Did: Almost thought he was messing with us, the project manager. There he now stood in our bathroom and let his eyes roam around for a maximum of 15 seconds. – Yes, this looks nice. Are you satisfied?

If I hadn't pointed out that the fan actually sounded like a central vacuum and that the water level in the toilet was only half full, nothing would have happened.

Should have done: Hire an independent surveyor. If you have paid several months' wages for a bathroom, you might as well borrow and pay a few thousand more.

TIPS: You can find inspectors sbr.se , the website of the Swedish Association of Civil Engineers. See also besiktning.nu (The Chambers of Commerce).

7 Finally

Did: Demanded that they be ready. "Now!" I blushed. The project manager disappeared, and we would not see the smoke of him again. Instead, one of the cronies came. What kind of company did he actually run?

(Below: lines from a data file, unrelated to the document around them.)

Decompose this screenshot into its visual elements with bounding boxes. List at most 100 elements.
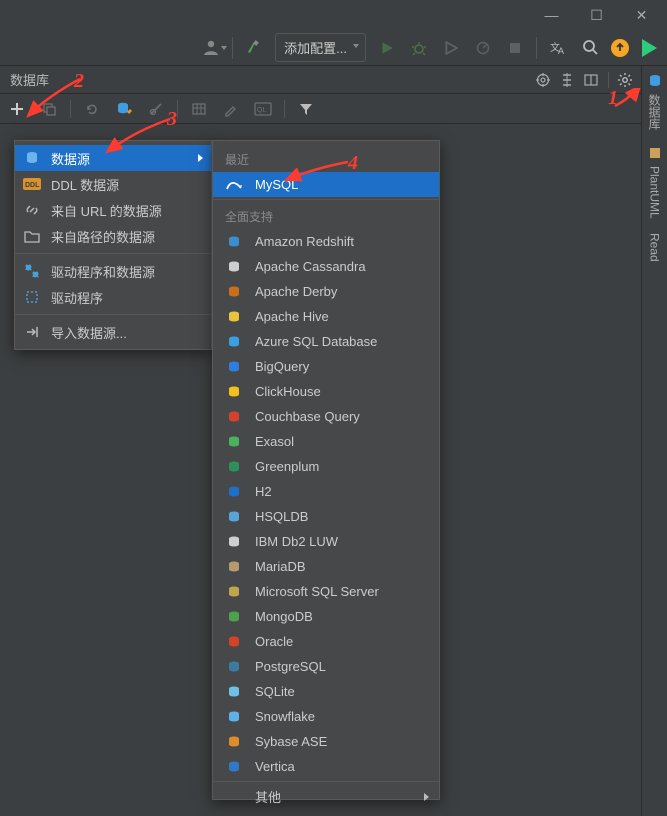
db-vendor-icon — [225, 683, 243, 701]
database-panel-title: 数据库 — [6, 70, 531, 89]
submenu-item-db[interactable]: Couchbase Query — [213, 404, 439, 429]
scroll-sync-icon[interactable] — [555, 68, 579, 92]
submenu-item-db[interactable]: Greenplum — [213, 454, 439, 479]
submenu-item-db[interactable]: Snowflake — [213, 704, 439, 729]
menu-separator — [15, 253, 211, 254]
stop-icon[interactable] — [504, 37, 526, 59]
window-minimize-button[interactable]: — — [529, 1, 574, 29]
window-maximize-button[interactable]: ☐ — [574, 1, 619, 29]
submenu-item-db[interactable]: PostgreSQL — [213, 654, 439, 679]
submenu-item-db[interactable]: Apache Derby — [213, 279, 439, 304]
right-tool-gutter: 数据库 PlantUML Read — [641, 66, 667, 816]
submenu-item-db[interactable]: Sybase ASE — [213, 729, 439, 754]
ddl-icon: DDL — [23, 175, 41, 193]
toolbar-separator — [603, 68, 613, 92]
menu-item-label: ClickHouse — [255, 384, 321, 399]
db-vendor-icon — [225, 708, 243, 726]
submenu-item-db[interactable]: Microsoft SQL Server — [213, 579, 439, 604]
menu-item-import-data-source[interactable]: 导入数据源... — [15, 319, 211, 345]
submenu-item-db[interactable]: IBM Db2 LUW — [213, 529, 439, 554]
build-icon[interactable] — [243, 37, 265, 59]
refresh-icon[interactable] — [81, 98, 103, 120]
menu-item-data-source[interactable]: 数据源 — [15, 145, 211, 171]
main-toolbar: 添加配置... 文A — [0, 30, 667, 66]
gutter-tab-read[interactable]: Read — [648, 233, 662, 262]
db-vendor-icon — [225, 483, 243, 501]
svg-text:QL: QL — [257, 107, 266, 114]
database-toolbar: QL — [0, 94, 667, 124]
database-panel-header: 数据库 — — [0, 66, 667, 94]
edit-icon[interactable] — [220, 98, 242, 120]
menu-item-label: Oracle — [255, 634, 293, 649]
menu-item-ddl-data-source[interactable]: DDL DDL 数据源 — [15, 171, 211, 197]
title-bar: — ☐ ✕ — [0, 0, 667, 30]
update-available-icon[interactable] — [611, 39, 629, 57]
menu-item-label: PostgreSQL — [255, 659, 326, 674]
run-configuration-label: 添加配置... — [284, 41, 347, 56]
profile-icon[interactable] — [472, 37, 494, 59]
settings-icon[interactable] — [613, 68, 637, 92]
disconnect-icon[interactable] — [145, 98, 167, 120]
link-icon — [23, 201, 41, 219]
target-icon[interactable] — [531, 68, 555, 92]
menu-item-label: HSQLDB — [255, 509, 308, 524]
menu-item-label: Sybase ASE — [255, 734, 327, 749]
submenu-item-db[interactable]: Azure SQL Database — [213, 329, 439, 354]
submenu-item-db[interactable]: MongoDB — [213, 604, 439, 629]
submenu-item-db[interactable]: SQLite — [213, 679, 439, 704]
database-icon — [646, 72, 664, 90]
gutter-tab-database[interactable]: 数据库 — [646, 72, 664, 130]
submenu-item-mysql[interactable]: MySQL — [213, 172, 439, 197]
filter-icon[interactable] — [295, 98, 317, 120]
folder-icon — [23, 227, 41, 245]
gutter-tab-plantuml[interactable]: PlantUML — [646, 144, 664, 219]
duplicate-icon[interactable] — [38, 98, 60, 120]
svg-text:DDL: DDL — [25, 182, 40, 189]
search-icon[interactable] — [579, 37, 601, 59]
gutter-tab-label: Read — [648, 233, 662, 262]
submenu-item-db[interactable]: Vertica — [213, 754, 439, 779]
data-source-properties-icon[interactable] — [113, 98, 135, 120]
table-view-icon[interactable] — [188, 98, 210, 120]
menu-separator — [213, 781, 439, 782]
user-menu-button[interactable] — [202, 38, 222, 58]
db-vendor-icon — [225, 583, 243, 601]
menu-item-path-data-source[interactable]: 来自路径的数据源 — [15, 223, 211, 249]
window-close-button[interactable]: ✕ — [619, 1, 664, 29]
submenu-item-other[interactable]: 其他 — [213, 784, 439, 809]
add-datasource-button[interactable] — [6, 98, 28, 120]
submenu-item-db[interactable]: Oracle — [213, 629, 439, 654]
driver-icon — [23, 288, 41, 306]
db-vendor-icon — [225, 733, 243, 751]
menu-item-label: Apache Cassandra — [255, 259, 366, 274]
submenu-item-db[interactable]: Amazon Redshift — [213, 229, 439, 254]
submenu-item-db[interactable]: BigQuery — [213, 354, 439, 379]
submenu-item-db[interactable]: HSQLDB — [213, 504, 439, 529]
toolbar-separator — [70, 100, 71, 118]
submenu-item-db[interactable]: H2 — [213, 479, 439, 504]
submenu-item-db[interactable]: ClickHouse — [213, 379, 439, 404]
submenu-item-db[interactable]: Exasol — [213, 429, 439, 454]
split-icon[interactable] — [579, 68, 603, 92]
gutter-tab-label: PlantUML — [648, 166, 662, 219]
menu-item-drivers-and-sources[interactable]: 驱动程序和数据源 — [15, 258, 211, 284]
debug-icon[interactable] — [408, 37, 430, 59]
run-configuration-selector[interactable]: 添加配置... — [275, 33, 366, 62]
db-vendor-icon — [225, 508, 243, 526]
submenu-item-db[interactable]: Apache Cassandra — [213, 254, 439, 279]
sql-console-icon[interactable]: QL — [252, 98, 274, 120]
menu-item-label: BigQuery — [255, 359, 309, 374]
mysql-icon — [225, 176, 243, 194]
toolbar-separator — [536, 37, 537, 59]
menu-item-label: MariaDB — [255, 559, 306, 574]
menu-item-drivers[interactable]: 驱动程序 — [15, 284, 211, 310]
translate-icon[interactable]: 文A — [547, 37, 569, 59]
coverage-icon[interactable] — [440, 37, 462, 59]
menu-item-url-data-source[interactable]: 来自 URL 的数据源 — [15, 197, 211, 223]
ide-logo-icon[interactable] — [639, 39, 657, 57]
menu-item-label: H2 — [255, 484, 272, 499]
submenu-item-db[interactable]: Apache Hive — [213, 304, 439, 329]
run-icon[interactable] — [376, 37, 398, 59]
menu-item-label: Apache Derby — [255, 284, 337, 299]
submenu-item-db[interactable]: MariaDB — [213, 554, 439, 579]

Made a few calls, and from the information I got I was able to calculate, among other things, that the company could hardly have as many employees or employed as they boasted about on their website. And... no, this was probably not a question of any direct chalk-white activity. We let the crony and a hired plumber fix the last faults in tense silence.

Should have done: Been even more assertive. Trumpeted our anger and warned others by hammering down our experiences on every imaginable forum site on the net. Perhaps pure gossip for the authorities. But it never turned out that way. We were probably too tired, too cowardly. And one Sunday in mid-September the bathroom was ready, and three days later our second child was born and then we instantly had other things to think about.

TIPS: Sign an agreement on delay penalty before renovations begin.